Interesting, never heard of that brand


----------



## BigDaveK (Mar 18, 2022)

Vlabruz said:


> Interesting, never heard of that brand


Costco usually sells a 2-pack (33.8 oz each) for under 8 bucks so it's economical. And it's organic. Bottle says it has the juice of about 40 lemons. When I first tasted it about 6 years ago I immediately stopped buying Realemon.

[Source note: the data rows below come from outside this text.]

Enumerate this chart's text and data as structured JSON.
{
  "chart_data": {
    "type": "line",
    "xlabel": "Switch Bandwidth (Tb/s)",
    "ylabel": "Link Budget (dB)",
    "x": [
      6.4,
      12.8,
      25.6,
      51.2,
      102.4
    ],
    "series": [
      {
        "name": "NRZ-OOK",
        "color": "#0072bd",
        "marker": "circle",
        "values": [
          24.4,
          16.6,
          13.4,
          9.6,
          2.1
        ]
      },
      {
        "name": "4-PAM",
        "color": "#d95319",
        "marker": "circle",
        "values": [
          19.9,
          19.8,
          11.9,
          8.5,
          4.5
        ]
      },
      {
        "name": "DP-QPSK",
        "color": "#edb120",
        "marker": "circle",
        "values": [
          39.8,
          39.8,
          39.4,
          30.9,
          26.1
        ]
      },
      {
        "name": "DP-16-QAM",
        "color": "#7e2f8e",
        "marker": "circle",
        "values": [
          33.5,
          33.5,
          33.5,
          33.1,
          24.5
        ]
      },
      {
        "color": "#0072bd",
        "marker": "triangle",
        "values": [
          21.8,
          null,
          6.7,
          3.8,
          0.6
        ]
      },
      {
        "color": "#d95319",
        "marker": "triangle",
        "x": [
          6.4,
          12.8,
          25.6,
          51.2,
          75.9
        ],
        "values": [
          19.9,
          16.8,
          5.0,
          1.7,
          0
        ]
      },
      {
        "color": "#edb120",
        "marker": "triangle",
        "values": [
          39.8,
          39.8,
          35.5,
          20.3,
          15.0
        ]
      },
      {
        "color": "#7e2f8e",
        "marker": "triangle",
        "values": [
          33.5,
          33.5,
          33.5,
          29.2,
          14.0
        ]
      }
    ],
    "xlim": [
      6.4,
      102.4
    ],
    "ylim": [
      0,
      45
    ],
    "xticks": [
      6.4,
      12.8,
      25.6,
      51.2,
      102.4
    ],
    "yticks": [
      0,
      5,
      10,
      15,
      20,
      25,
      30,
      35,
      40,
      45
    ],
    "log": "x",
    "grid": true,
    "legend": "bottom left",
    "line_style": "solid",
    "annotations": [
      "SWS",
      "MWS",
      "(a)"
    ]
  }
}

Other places sell it for more that $10 for a single bottle. Yikes.


----------



## barryjo (Mar 27, 2022)

BigDaveK said:


> Straight sugar, drill paddle. I suggest adding less and see how you like it. I added 3/4 cup per gallon and it tastes like really good lemonade! Really good lemonade!! When I decide to bottle I plan to rack a gallon and add another 1/4 cup sugar to that to see if I like it even more. I'd rather have 1 gallon too sweet than 5. The 3/4 cup put the SG around 1.02 which is about where I like my sweet wines.
> 
> Because of logistics I had a 5 gallon and 1 gallon batch. The 1 gallon immediately went into grolsch bottles....and some immediately went OUT of the grolsch bottles!!  When I bottle some will be corked, some grolsch'd.
> 
> Interestingly, there's a slight almost metallic hint on the back end. I used Realemon because Costco was out of Italian Volcano. I stocked up on the Italian this past weekend and did a side by side taste test. Big difference! (The Italian isn't from concentrate.) I'll use the Italian Volcano in my next batch for sure.

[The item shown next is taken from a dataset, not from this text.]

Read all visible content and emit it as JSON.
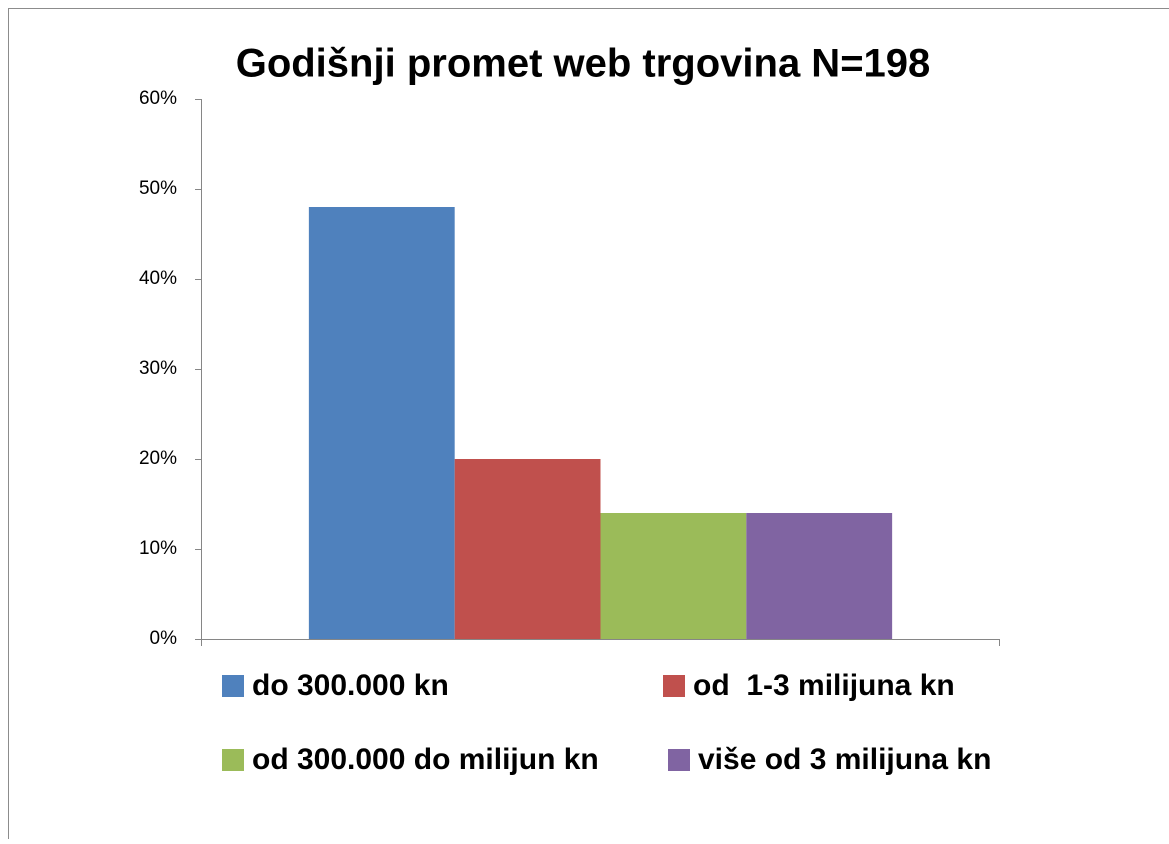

Did you change the amount of lemon juice in the recipe? I usually do 64 oz/5 gallon batch.


----------



## BigDaveK (Mar 28, 2022)

barryjo said:


> Did you change the amount of lemon juice in the recipe? I usually do 64 oz/5 gallon batch.


If you go through old threads many people have tweaked their skeeter pee over the years. Some thought the lemon flavor was weak in the finished product. The one tip I used on my first batch is very simple. The original recipe calls for 2 32oz bottles at the beginning and 1 when the SG hits 1.050ish. I used 1 bottle at the beginning, 1 at 1.050ish, and 1 at the end just before racking. The late addition of juice helps with the flavor. I was VERY happy. There's a product I think called True Lemon which is essentially powdered lemon juice. I might try that with my next batch in addition to what the recipe calls for.


----------



## David Violante (Mar 28, 2022)

I just finished my first batch of skeeter pee, and followed a recipe by @Jovimaple that calls for 64oz at the start and 128oz at the end. I also followed your advice Dave and used a different brand than RealLemon, but it wasn’t the Italian Volcano, I couldn’t find that one. I found it in the “international” isle…. It took a couple of days to kick off, even using GoFerm, but when it did, it did… went from 1.090 to 0.990 and I backsweetened with 4 cups of sugar to 1.010.

It‘s Very amazing. Thank you both for you input…


----------